In breve. È di scena l’Eastwood più sporco, cinico e cattivo: quello che abbiamo conosciuto grazie a Sergio Leone, ad esempio. Lo spirito sembra essere rimasto immutato da quei tempi, mentre la figura dell’anti-eroe di turno viene profondamente umanizzata sulla scia dei film più recenti dell’attore regista. Mi impressionò vederlo anni fa, rivisto oggi appare piuttosto ridimensionato ed il meglio del film è racchiuso nel finale, forse fin troppo essenziale e tagliato.

Vedere Gli spietati oggi produce un effetto piuttosto curioso: da un lato senti di avere di fronte un genere che ha già perso molto del proprio fascino (siamo all’inizio degli anni novanta), dall’altro si ha l’impressione che il riciclo di situazioni, stereotipi ed intreccio sia piuttosto logoro di suo.

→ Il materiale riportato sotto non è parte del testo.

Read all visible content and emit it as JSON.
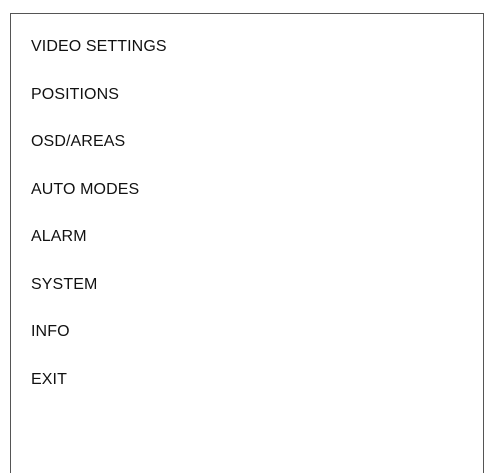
{
  "menu": {
    "items": [
      {
        "label": "VIDEO SETTINGS"
      },
      {
        "label": "POSITIONS"
      },
      {
        "label": "OSD/AREAS"
      },
      {
        "label": "AUTO MODES"
      },
      {
        "label": "ALARM"
      },
      {
        "label": "SYSTEM"
      },
      {
        "label": "INFO"
      },
      {
        "label": "EXIT"
      }
    ]
  }
}
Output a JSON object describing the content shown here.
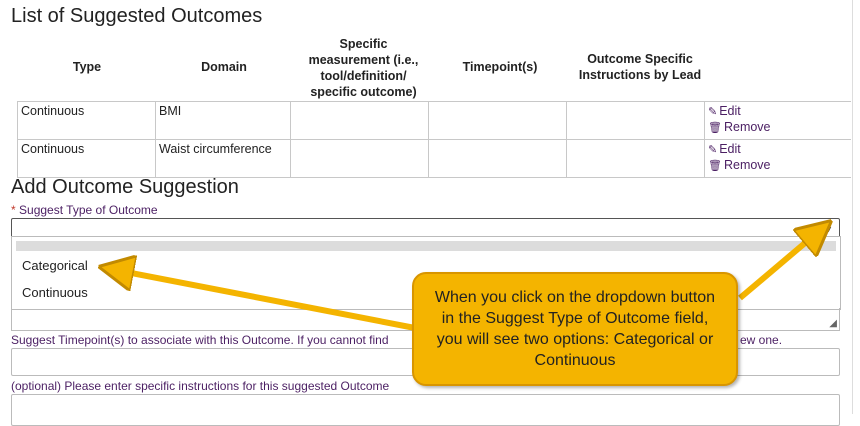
{
  "list_title": "List of Suggested Outcomes",
  "table": {
    "headers": [
      "Type",
      "Domain",
      "Specific measurement (i.e., tool/definition/ specific outcome)",
      "Timepoint(s)",
      "Outcome Specific Instructions by Lead"
    ],
    "rows": [
      {
        "type": "Continuous",
        "domain": "BMI",
        "measurement": "",
        "timepoints": "",
        "instructions": "",
        "edit": "Edit",
        "remove": "Remove"
      },
      {
        "type": "Continuous",
        "domain": "Waist circumference",
        "measurement": "",
        "timepoints": "",
        "instructions": "",
        "edit": "Edit",
        "remove": "Remove"
      }
    ]
  },
  "add_title": "Add Outcome Suggestion",
  "type_field": {
    "required_mark": "*",
    "label": "Suggest Type of Outcome",
    "value": "",
    "options": [
      "Categorical",
      "Continuous"
    ]
  },
  "timepoint_label_left": "Suggest Timepoint(s) to associate with this Outcome. If you cannot find",
  "timepoint_label_right": "ew one.",
  "instructions_label": "(optional) Please enter specific instructions for this suggested Outcome",
  "callout_text": "When you click on the dropdown button in the Suggest Type of Outcome field, you will see two options: Categorical or Continuous",
  "colors": {
    "callout": "#f4b400",
    "label_purple": "#4b1f63",
    "arrow": "#f4b400"
  }
}
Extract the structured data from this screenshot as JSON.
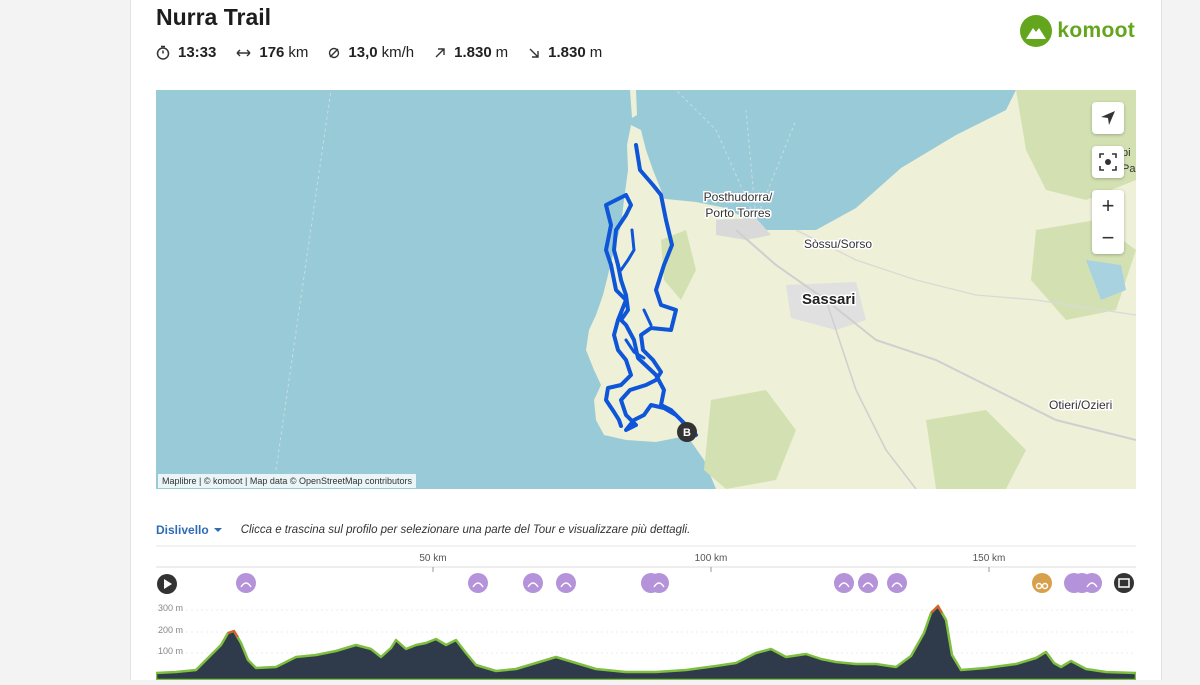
{
  "tour": {
    "title": "Nurra Trail",
    "stats": {
      "duration": "13:33",
      "distance_value": "176",
      "distance_unit": "km",
      "speed_value": "13,0",
      "speed_unit": "km/h",
      "ascent_value": "1.830",
      "ascent_unit": "m",
      "descent_value": "1.830",
      "descent_unit": "m"
    }
  },
  "brand": {
    "name": "komoot",
    "color": "#63a51d"
  },
  "map": {
    "labels": {
      "porto_torres_1": "Posthudorra/",
      "porto_torres_2": "Porto Torres",
      "sorso": "Sòssu/Sorso",
      "sassari": "Sassari",
      "ozieri": "Otieri/Ozieri",
      "edge_1": "pi",
      "edge_2": "Pau"
    },
    "end_marker": "B",
    "attribution": "Maplibre | © komoot | Map data © OpenStreetMap contributors",
    "colors": {
      "sea": "#98cad7",
      "land": "#eef0d8",
      "route": "#0e55d8"
    },
    "controls": [
      "locate-icon",
      "recenter-icon",
      "zoom-in-icon",
      "zoom-out-icon"
    ]
  },
  "profile": {
    "tab_label": "Dislivello",
    "hint": "Clicca e trascina sul profilo per selezionare una parte del Tour e visualizzare più dettagli.",
    "km_ticks": [
      "50 km",
      "100 km",
      "150 km"
    ],
    "elev_ticks": [
      "300 m",
      "200 m",
      "100 m"
    ]
  }
}
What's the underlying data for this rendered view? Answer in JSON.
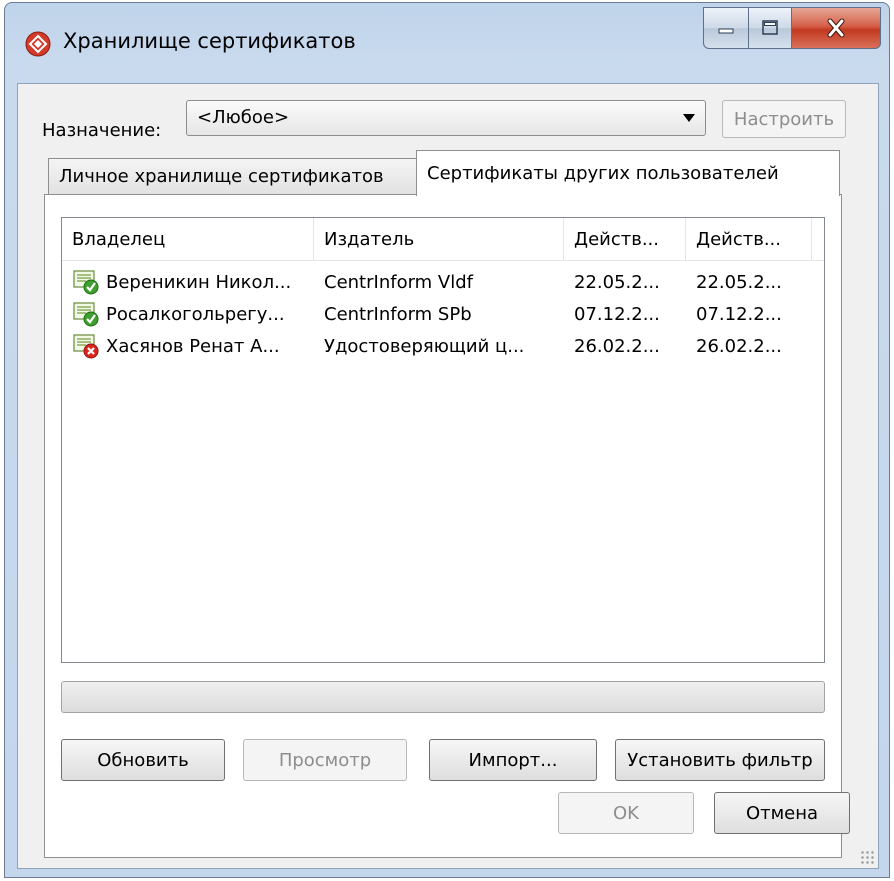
{
  "window": {
    "title": "Хранилище сертификатов",
    "icons": {
      "app": "certificate-store-icon",
      "minimize": "minimize-icon",
      "maximize": "maximize-icon",
      "close": "close-icon"
    }
  },
  "purpose": {
    "label": "Назначение:",
    "selected": "<Любое>",
    "configure_label": "Настроить"
  },
  "tabs": [
    {
      "label": "Личное хранилище сертификатов",
      "active": false
    },
    {
      "label": "Сертификаты других пользователей",
      "active": true
    }
  ],
  "list": {
    "columns": [
      "Владелец",
      "Издатель",
      "Действ...",
      "Действ..."
    ],
    "rows": [
      {
        "owner": "Вереникин Никол...",
        "issuer": "CentrInform Vldf",
        "valid_from": "22.05.2...",
        "valid_to": "22.05.2...",
        "status": "valid",
        "icon": "certificate-valid-icon"
      },
      {
        "owner": "Росалкогольрегу...",
        "issuer": "CentrInform SPb",
        "valid_from": "07.12.2...",
        "valid_to": "07.12.2...",
        "status": "valid",
        "icon": "certificate-valid-icon"
      },
      {
        "owner": "Хасянов Ренат А...",
        "issuer": "Удостоверяющий ц...",
        "valid_from": "26.02.2...",
        "valid_to": "26.02.2...",
        "status": "invalid",
        "icon": "certificate-invalid-icon"
      }
    ]
  },
  "buttons": {
    "refresh": "Обновить",
    "view": "Просмотр",
    "import": "Импорт...",
    "filter": "Установить фильтр",
    "ok": "OK",
    "cancel": "Отмена"
  },
  "colors": {
    "valid": "#3fa02d",
    "invalid": "#d8261b",
    "close_button": "#c9432a"
  }
}
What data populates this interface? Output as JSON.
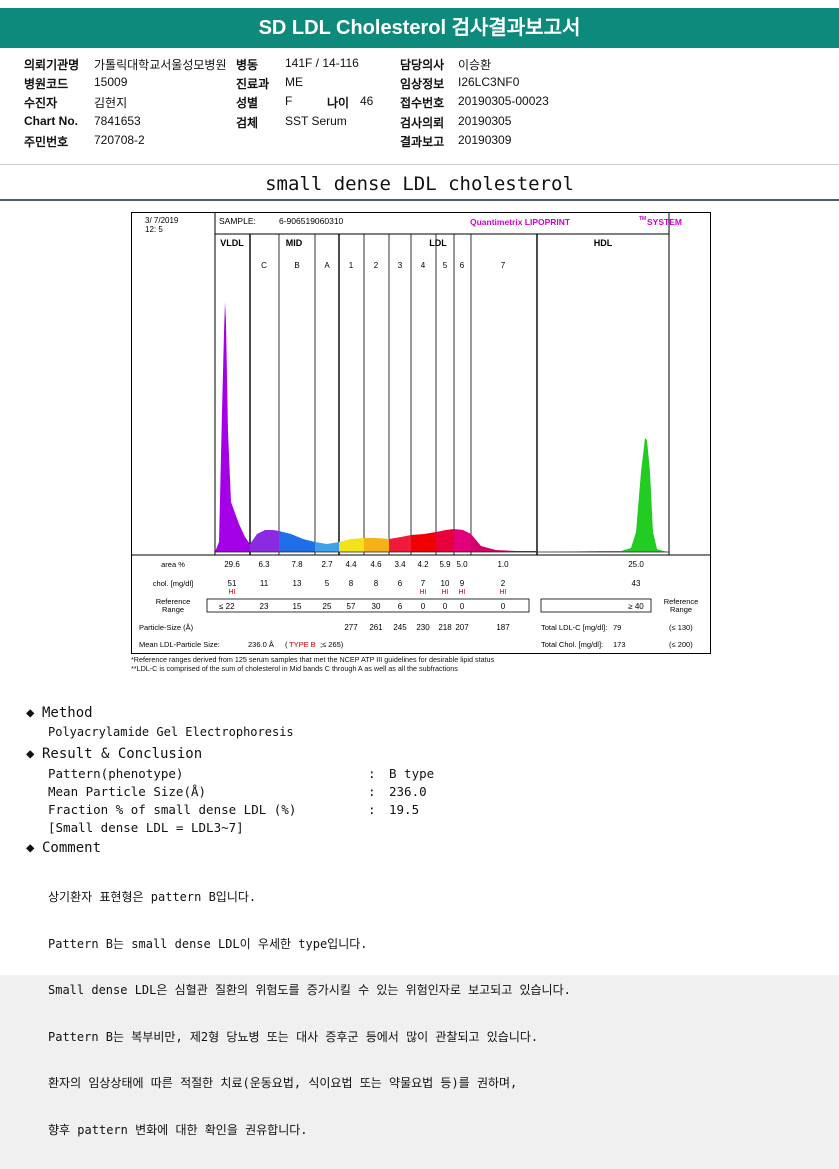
{
  "title": "SD LDL Cholesterol 검사결과보고서",
  "info": {
    "hospital_label": "의뢰기관명",
    "hospital": "가톨릭대학교서울성모병원",
    "ward_label": "병동",
    "ward": "141F / 14-116",
    "doctor_label": "담당의사",
    "doctor": "이승환",
    "hospcode_label": "병원코드",
    "hospcode": "15009",
    "dept_label": "진료과",
    "dept": "ME",
    "clinical_label": "임상정보",
    "clinical": "I26LC3NF0",
    "patient_label": "수진자",
    "patient": "김현지",
    "sex_label": "성별",
    "sex": "F",
    "age_label": "나이",
    "age": "46",
    "receipt_label": "접수번호",
    "receipt": "20190305-00023",
    "chart_label": "Chart No.",
    "chart": "7841653",
    "specimen_label": "검체",
    "specimen": "SST Serum",
    "request_label": "검사의뢰",
    "request": "20190305",
    "resident_label": "주민번호",
    "resident": "720708-2",
    "report_label": "결과보고",
    "report": "20190309"
  },
  "subtitle": "small dense LDL cholesterol",
  "chart_data": {
    "type": "area",
    "date": "3/ 7/2019",
    "time": "12: 5",
    "sample_label": "SAMPLE:",
    "sample": "6-906519060310",
    "brand": "Quantimetrix LIPOPRINT",
    "brand_sup": "TM",
    "brand_tail": "SYSTEM",
    "groups": {
      "vldl": "VLDL",
      "mid": "MID",
      "ldl": "LDL",
      "hdl": "HDL"
    },
    "bands": [
      "C",
      "B",
      "A",
      "1",
      "2",
      "3",
      "4",
      "5",
      "6",
      "7"
    ],
    "row_labels": {
      "area": "area %",
      "chol": "chol. [mg/dl]",
      "ref1": "Reference",
      "ref2": "Range",
      "size": "Particle-Size (Å)",
      "mean": "Mean LDL-Particle Size:"
    },
    "area": [
      "29.6",
      "6.3",
      "7.8",
      "2.7",
      "4.4",
      "4.6",
      "3.4",
      "4.2",
      "5.9",
      "5.0",
      "1.0",
      "25.0"
    ],
    "chol": [
      "51",
      "11",
      "13",
      "5",
      "8",
      "8",
      "6",
      "7",
      "10",
      "9",
      "2",
      "43"
    ],
    "chol_hi": [
      true,
      false,
      false,
      false,
      false,
      false,
      false,
      true,
      true,
      true,
      true,
      false
    ],
    "hi_text": "HI",
    "ref": [
      "≤ 22",
      "23",
      "15",
      "25",
      "57",
      "30",
      "6",
      "0",
      "0",
      "0",
      "0",
      "≥ 40"
    ],
    "size": [
      "277",
      "261",
      "245",
      "230",
      "218",
      "207",
      "187"
    ],
    "mean_value": "236.0 Å",
    "mean_type_open": "(",
    "mean_type": "TYPE B",
    "mean_type_close": ";≤ 265)",
    "total_ldl_label": "Total LDL-C [mg/dl]:",
    "total_ldl": "79",
    "total_ldl_ref": "(≤ 130)",
    "total_chol_label": "Total Chol. [mg/dl]:",
    "total_chol": "173",
    "total_chol_ref": "(≤ 200)",
    "right_ref1": "Reference",
    "right_ref2": "Range",
    "colors": {
      "vldl": "#a400e8",
      "c": "#8a2be2",
      "b": "#1e6ee8",
      "a": "#3fa0e8",
      "l1": "#f2e21a",
      "l2": "#f5b01a",
      "l3": "#f01a3a",
      "l4": "#f00000",
      "l5": "#e8003a",
      "l6": "#e0007a",
      "l7": "#d4006a",
      "hdl": "#22cc22"
    }
  },
  "footnotes": [
    "*Reference ranges derived from 125 serum samples that met the NCEP ATP III guidelines for desirable lipid status",
    "**LDL-C is comprised of the sum of cholesterol in Mid bands C through A as well as all the subfractions"
  ],
  "method": {
    "heading": "Method",
    "text": "Polyacrylamide Gel Electrophoresis"
  },
  "result": {
    "heading": "Result & Conclusion",
    "rows": [
      {
        "k": "Pattern(phenotype)",
        "v": "B type"
      },
      {
        "k": "Mean Particle Size(Å)",
        "v": "236.0"
      },
      {
        "k": "Fraction % of small dense LDL (%)",
        "v": "19.5"
      }
    ],
    "sep": ":",
    "note": "[Small dense LDL = LDL3~7]"
  },
  "comment": {
    "heading": "Comment",
    "lines": [
      "상기환자 표현형은 pattern B입니다.",
      "Pattern B는 small dense LDL이 우세한 type입니다.",
      "Small dense LDL은 심혈관 질환의 위험도를 증가시킬 수 있는 위험인자로 보고되고 있습니다.",
      "Pattern B는 복부비만, 제2형 당뇨병 또는 대사 증후군 등에서 많이 관찰되고 있습니다.",
      "환자의 임상상태에 따른 적절한 치료(운동요법, 식이요법 또는 약물요법 등)를 권하며,",
      "향후 pattern 변화에 대한 확인을 권유합니다."
    ]
  }
}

Un genere di altri tempi per un film leggermente anacronistico, non brutto e certamente molto ben interpretato: lo sceriffo ambiguo Hackman è perfetto, Eastwood è il gigante da cui sai cosa aspettarti mentre Morgan Freeman appare una presenza molto poco focalizzata. “Gli spietati” non dice nulla di nuovo, non è neanche esageratamente violento e sembra in definitiva troppo attento al grande pubblico per meritare una rivalutazione o riconsiderazione: certamente non un brutto film, ma da Eastwood ci saremmo attesi, visto l’andazzo, qualcosina in più.